Choosing a Backup Power Strategy for Emergency Lighting

Brian Kennedy, Senior Manager, Power Management
Emerson Network Power

In 2014, some 107,500 non-residential structure fires occurred across the United States. Statistics like that make you realize how critical it is to deploy and maintain proper life safety—and other emergency equipment—in commercial buildings of varying types.

Construction and operating codes have long been established to protect human life. National Fire Protection Association standards (e.g., 70, 99, 101, 110 and 111) describe safe building conditions, and these standards work in accordance with NEC 700/701 and UL 924. These are all in addition to the local codes that may apply to a particular building.

Liebert-eXM-UPSUL 924 is part of the Life Safety standards for emergency egress. It states that equipment shall automatically supply illumination or power or both to critical areas and equipment in the event of failure of the normal electrical supply. It requires that building lighting provide at least 90 minutes of battery powered illumination, even under extreme conditions, such as electrical surges and full loads, to ensure that building occupants are provided time to evacuate.

Additionally, Life Safety codes specify that emergency lighting shall engage automatically and immediately after a primary power failure. In applications with an appropriate utility backup, such as a generator, UL 924A may qualify and shorten the UPS/inverter battery time to 30 minutes or less.

The challenge for building developers and managers is ensuring buildings meet these requirements reliably and cost effectively. One issue emergency lighting system designers should evaluate is whether to use a centralized or a decentralized backup power approach within emergency lighting. The effective answer usually is tied to the size and type of the facility as well as the corresponding power load.

In a decentralized plan, backup power is supplied at the individual device or set of devices.  In a large facility, this would require a high quantity of smaller, isolated backup power devices. Lower initial costs in this case might be offset with the ongoing maintenance of so many devices.

Some facilities prefer a centralized UPS approach. This allows the facility to leverage economies of scale that come with larger UPS units.

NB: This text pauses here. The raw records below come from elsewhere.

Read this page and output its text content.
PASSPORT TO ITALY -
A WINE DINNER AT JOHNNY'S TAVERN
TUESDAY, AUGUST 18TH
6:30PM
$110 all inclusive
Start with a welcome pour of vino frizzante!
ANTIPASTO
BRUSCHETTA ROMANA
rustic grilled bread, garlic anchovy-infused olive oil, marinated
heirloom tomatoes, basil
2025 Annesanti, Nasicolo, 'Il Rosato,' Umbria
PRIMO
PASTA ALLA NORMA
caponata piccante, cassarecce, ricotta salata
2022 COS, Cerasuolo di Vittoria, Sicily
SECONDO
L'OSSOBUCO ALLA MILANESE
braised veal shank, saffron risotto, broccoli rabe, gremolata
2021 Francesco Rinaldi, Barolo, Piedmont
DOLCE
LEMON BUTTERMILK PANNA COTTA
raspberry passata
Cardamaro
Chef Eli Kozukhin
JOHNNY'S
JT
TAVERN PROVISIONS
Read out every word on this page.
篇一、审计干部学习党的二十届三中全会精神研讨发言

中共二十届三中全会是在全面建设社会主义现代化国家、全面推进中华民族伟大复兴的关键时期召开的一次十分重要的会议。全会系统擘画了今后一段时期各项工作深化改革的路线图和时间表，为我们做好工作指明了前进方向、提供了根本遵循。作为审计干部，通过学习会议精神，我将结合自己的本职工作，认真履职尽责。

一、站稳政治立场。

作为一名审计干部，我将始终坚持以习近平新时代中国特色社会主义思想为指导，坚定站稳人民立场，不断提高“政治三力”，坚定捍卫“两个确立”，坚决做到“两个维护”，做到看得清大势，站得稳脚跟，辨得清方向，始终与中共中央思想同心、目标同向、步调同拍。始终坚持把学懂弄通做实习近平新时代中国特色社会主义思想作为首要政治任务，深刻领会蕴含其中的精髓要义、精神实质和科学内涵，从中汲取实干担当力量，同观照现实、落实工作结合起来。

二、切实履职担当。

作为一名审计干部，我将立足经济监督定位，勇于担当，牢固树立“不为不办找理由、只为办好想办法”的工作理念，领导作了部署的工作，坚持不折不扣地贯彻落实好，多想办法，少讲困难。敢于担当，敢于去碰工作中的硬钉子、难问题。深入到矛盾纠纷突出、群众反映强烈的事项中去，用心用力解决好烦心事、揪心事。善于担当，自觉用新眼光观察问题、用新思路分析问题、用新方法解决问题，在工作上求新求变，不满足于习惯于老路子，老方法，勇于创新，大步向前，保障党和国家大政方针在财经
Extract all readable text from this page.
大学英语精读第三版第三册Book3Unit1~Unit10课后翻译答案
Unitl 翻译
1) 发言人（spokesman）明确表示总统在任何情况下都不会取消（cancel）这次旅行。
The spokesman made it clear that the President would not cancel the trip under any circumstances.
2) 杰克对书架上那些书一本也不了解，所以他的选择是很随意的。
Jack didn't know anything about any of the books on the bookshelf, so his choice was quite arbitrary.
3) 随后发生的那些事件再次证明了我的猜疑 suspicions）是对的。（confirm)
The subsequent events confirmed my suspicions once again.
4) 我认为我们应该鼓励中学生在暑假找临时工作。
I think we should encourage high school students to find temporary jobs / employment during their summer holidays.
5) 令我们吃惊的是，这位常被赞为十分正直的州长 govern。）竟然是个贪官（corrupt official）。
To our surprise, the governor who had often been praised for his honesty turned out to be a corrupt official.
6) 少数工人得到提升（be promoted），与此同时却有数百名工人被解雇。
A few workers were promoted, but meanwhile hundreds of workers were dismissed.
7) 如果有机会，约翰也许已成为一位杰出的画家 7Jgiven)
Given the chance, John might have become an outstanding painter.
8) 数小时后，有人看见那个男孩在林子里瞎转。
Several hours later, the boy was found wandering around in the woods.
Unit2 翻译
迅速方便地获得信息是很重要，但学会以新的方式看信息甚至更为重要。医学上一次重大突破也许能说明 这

Larger commercial facilities will generally require a centralized UPS/lighting inverter in the 10 – 200kW range, with most facilities falling in the 10-60kW range.  Depending on the electrical needs, a 208/277 Volt or 480 Volt output system will be used. Other factors to consider include:

  1. UL 924 or 924A Listed. The ability to leverage 924A is directly related to the ability to tap into an auxiliary power source such as a generator. Obviously this can reduce the amount of battery time needed to meet code. Watch that your fixtures and systems are compatible with the generator synchronization.
  2. Proven Reliability: It may be tempting to skimp on quality for a system that is used infrequently, but this is exactly why reliability is so important in an emergency lighting UPS/inverter. Even with regular testing, you may not find out your UPS didn’t withstand the last thunderstorm until the time when you need it the most. Leveraging a well-designed and engineered central system, with battery monitoring features can pay dividends in the elements of service, control and replacement.
  3. Compatibility of power loads to backup:  In addition to generator friendliness, some facilities may deploy different lighting technologies that should be evaluated. Sodium-type lighting is one example of an illumination source that cannot withstand any momentary electrical outage. A true online UPS will keep sodium lighting continually powered to avoid going dark and taking minutes to re-light.
  4. Proactive service and support: With today’s technology, service doesn’t just mean regular maintenance and fast issue response, although those are still important. The current generation of UPS systems enables 24×7 equipment monitoring that provides early detection of trends and operating anomalies that may lead to critical failures if not addressed. Additionally, data collected from the UPS can provide regular reports on system health.

Selecting the right backup power system for emergency lighting is more complicated than just finding a UL-compliant device. Deciding on a distributed versus centralized strategy, optimizing efficiency and choosing the right technologies can all factor into the cost and performance of the emergency lighting system.